The significance of this gene–drug relationship suggests that a large-scale screen of phenotypes or a phenome-wide association study (PheWAS) of the IL6R genetic variant may uncover potential therapeutic targets for IL6R antagonists (Figure). The phenome-wide association study is a bioinformatics approach that enables investigators to screen for associations of a genetic variant of interest with a broad range of phenotypes available in the electronic health record (EHR).8,9,10 A phenome-wide association study can also identify potential detrimental effects of the drug to inform screening for potential adverse effects. This concept and approach has been discussed in the literature.11 However, it is only recently that large biobanks with linked EHR data, such as the Veterans Affairs Million Veteran Program (MVP)12 and the UK Biobank,13 have become available to fully test this hypothesis.

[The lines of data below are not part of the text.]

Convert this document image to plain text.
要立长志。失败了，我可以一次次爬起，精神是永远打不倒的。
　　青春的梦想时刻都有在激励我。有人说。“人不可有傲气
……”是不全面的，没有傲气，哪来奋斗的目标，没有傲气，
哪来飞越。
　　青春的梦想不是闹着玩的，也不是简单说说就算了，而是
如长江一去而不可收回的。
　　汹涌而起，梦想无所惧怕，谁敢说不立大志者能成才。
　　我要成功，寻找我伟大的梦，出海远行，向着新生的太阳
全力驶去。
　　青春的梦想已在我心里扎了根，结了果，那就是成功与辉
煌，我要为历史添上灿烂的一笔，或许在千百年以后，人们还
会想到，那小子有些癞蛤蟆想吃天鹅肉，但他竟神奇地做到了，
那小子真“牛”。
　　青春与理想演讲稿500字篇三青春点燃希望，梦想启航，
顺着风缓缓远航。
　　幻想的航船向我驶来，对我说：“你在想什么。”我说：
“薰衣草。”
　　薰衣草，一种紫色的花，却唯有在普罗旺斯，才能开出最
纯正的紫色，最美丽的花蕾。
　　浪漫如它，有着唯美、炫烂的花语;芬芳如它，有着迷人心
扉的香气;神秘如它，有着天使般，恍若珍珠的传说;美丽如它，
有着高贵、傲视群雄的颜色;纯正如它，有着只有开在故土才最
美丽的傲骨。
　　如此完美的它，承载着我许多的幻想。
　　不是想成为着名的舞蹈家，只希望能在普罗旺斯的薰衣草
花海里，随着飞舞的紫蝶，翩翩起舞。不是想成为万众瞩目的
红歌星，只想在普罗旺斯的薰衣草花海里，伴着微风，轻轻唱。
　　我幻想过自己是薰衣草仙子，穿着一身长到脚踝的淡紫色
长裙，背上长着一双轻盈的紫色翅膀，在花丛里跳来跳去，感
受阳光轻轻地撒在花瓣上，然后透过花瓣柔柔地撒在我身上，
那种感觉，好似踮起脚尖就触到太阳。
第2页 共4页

In this proof-of-concept study, we performed a PheWAS on the Asp235Ala IL6R genetic variant to determine whether known effects for IL6R blockade as well as known off-target effects from clinical trials can be detected using data from a large US-based biobank study. Additionally, results were replicated in 2 independent biobank cohorts using freely available online data.
Methods
Study Populations
The Million Veteran Program served as the main cohort for this PheWAS. The Million Veteran Program is a longitudinal cohort study with clinical EHR data containing inpatient and outpatient data linked with genomic data. The Million Veteran Program recruits from approximately 50 Veterans Affairs facilities across the United States. Inclusion criteria in the MVP include age of 18 years or older, having a valid mailing address, and having the ability to provide informed consent. At recruitment, individuals completed baseline and lifestyle questionnaires, including self-reported race/ethnicity, and provided blood samples for genotyping and biomarker studies.12 All individuals in the study provided written informed consent as part of the MVP. This study was approved through the Veterans Affairs central institutional review board as part of the MVP.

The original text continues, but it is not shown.